Wozencraft attended the U.S. Military Academy at West Point, N.Y. Following graduation in 1946, he joined the Army Signal Corps Engineering Laboratory. He received his ScD at MIT in 1957. From 1957 to 1976, when he retired, he served on the MIT Electrical Engineering Department faculty.
In addition to teaching and research, Wozencraft authored numerous articles, consulted for the MIT Lincoln Laboratory and the Defense Communications Agency, and was appointed to the President’s Science Advisory Council. During the years 1966-69, Wozencraft became interested in the area of programming languages as documented in various editions of course notes entitled "Notes on Programming Linguistics" (with Arthur Evans Jr.) issued to undergraduate students in computer science at MIT during that period.
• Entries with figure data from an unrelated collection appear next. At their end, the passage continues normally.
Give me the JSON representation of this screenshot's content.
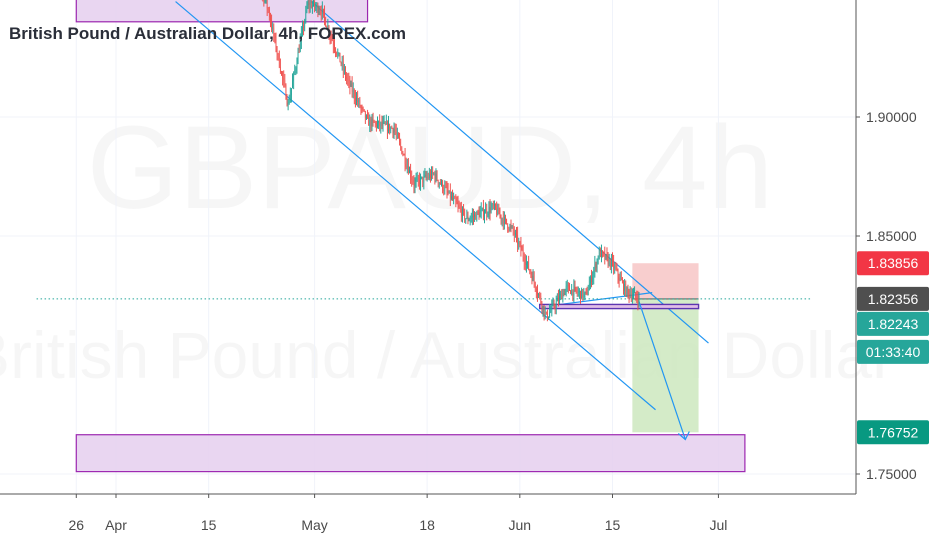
{
  "chart_data": {
    "type": "candlestick",
    "title": "British Pound / Australian Dollar, 4h, FOREX.com",
    "watermark": {
      "symbol": "GBPAUD, 4h",
      "name": "British Pound / Australian Dollar"
    },
    "y_axis": {
      "ticks": [
        {
          "value": 1.9,
          "label": "1.90000"
        },
        {
          "value": 1.85,
          "label": "1.85000"
        },
        {
          "value": 1.75,
          "label": "1.75000"
        }
      ]
    },
    "x_axis": {
      "ticks": [
        {
          "date": "2019-03-26",
          "label": "26"
        },
        {
          "date": "2019-04-01",
          "label": "Apr"
        },
        {
          "date": "2019-04-15",
          "label": "15"
        },
        {
          "date": "2019-05-01",
          "label": "May"
        },
        {
          "date": "2019-05-18",
          "label": "18"
        },
        {
          "date": "2019-06-01",
          "label": "Jun"
        },
        {
          "date": "2019-06-15",
          "label": "15"
        },
        {
          "date": "2019-07-01",
          "label": "Jul"
        }
      ]
    },
    "price_badges": [
      {
        "value": 1.83856,
        "label": "1.83856",
        "color": "#f23645",
        "role": "stop-loss"
      },
      {
        "value": 1.82356,
        "label": "1.82356",
        "color": "#4f4f4f",
        "role": "entry"
      },
      {
        "value": 1.82243,
        "label": "1.82243",
        "color": "#26a69a",
        "role": "last-price"
      },
      {
        "value": 1.76752,
        "label": "1.76752",
        "color": "#089981",
        "role": "take-profit"
      }
    ],
    "countdown": "01:33:40",
    "position": {
      "entry": 1.82356,
      "stop": 1.83856,
      "target": 1.76752,
      "direction": "short"
    },
    "zones": [
      {
        "name": "resistance-zone",
        "top": 1.975,
        "bottom": 1.94,
        "from": "2019-03-26",
        "to": "2019-05-09"
      },
      {
        "name": "support-zone",
        "top": 1.7665,
        "bottom": 1.751,
        "from": "2019-03-26",
        "to": "2019-07-05"
      }
    ],
    "colors": {
      "up": "#26a69a",
      "down": "#ef5350",
      "trendline": "#2196f3",
      "zone_fill": "#e5cfee",
      "zone_border": "#9c27b0",
      "axis_text": "#4a4a4a"
    }
  }
}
His 1967 book co-authored with Irwin Jacobs, SM ’57, PhD ’59, "Principles of Communication Engineering," was regarded as the definitive text in communications theory for more than 20 years and remains widely used today.
While on a leave of absence from MIT (1972–1974), he served as Dean of Research at the Naval Postgraduate School in Monterey, Calif. Following his retirement from MIT in 1976, he returned to the Naval Postgraduate School as professor of electrical engineering and the founding chairman of a new interdisciplinary command, control, and communications academic group. He was appointed distinguished professor in 1985, and he retired in 1987.
In 2006, Wozencraft was awarded the IEEE Alexander Graham Bell Medal.
Despite these many accomplishments, Wozencraft invariably claimed that the high point of his life was marrying Frances Trask in 1963 during an eclipse of the sun. “We entered the church in the dark,” he wrote, “and came out into sparkling sunlight which has stayed with us ever since.”
Wozencraft is survived by his wife Fran; their three children, John, Colin, and Katie; and two grandchildren.
Contributions in memory of Wozencraft may be made either to the Sunriver Christian Fellowship (PMB 18160 Cottonwood Road, Sunriver, OR 97707) or the Redmond Presbyterian Church (10020 166th Ave. NE, Redmond, WA 98052.)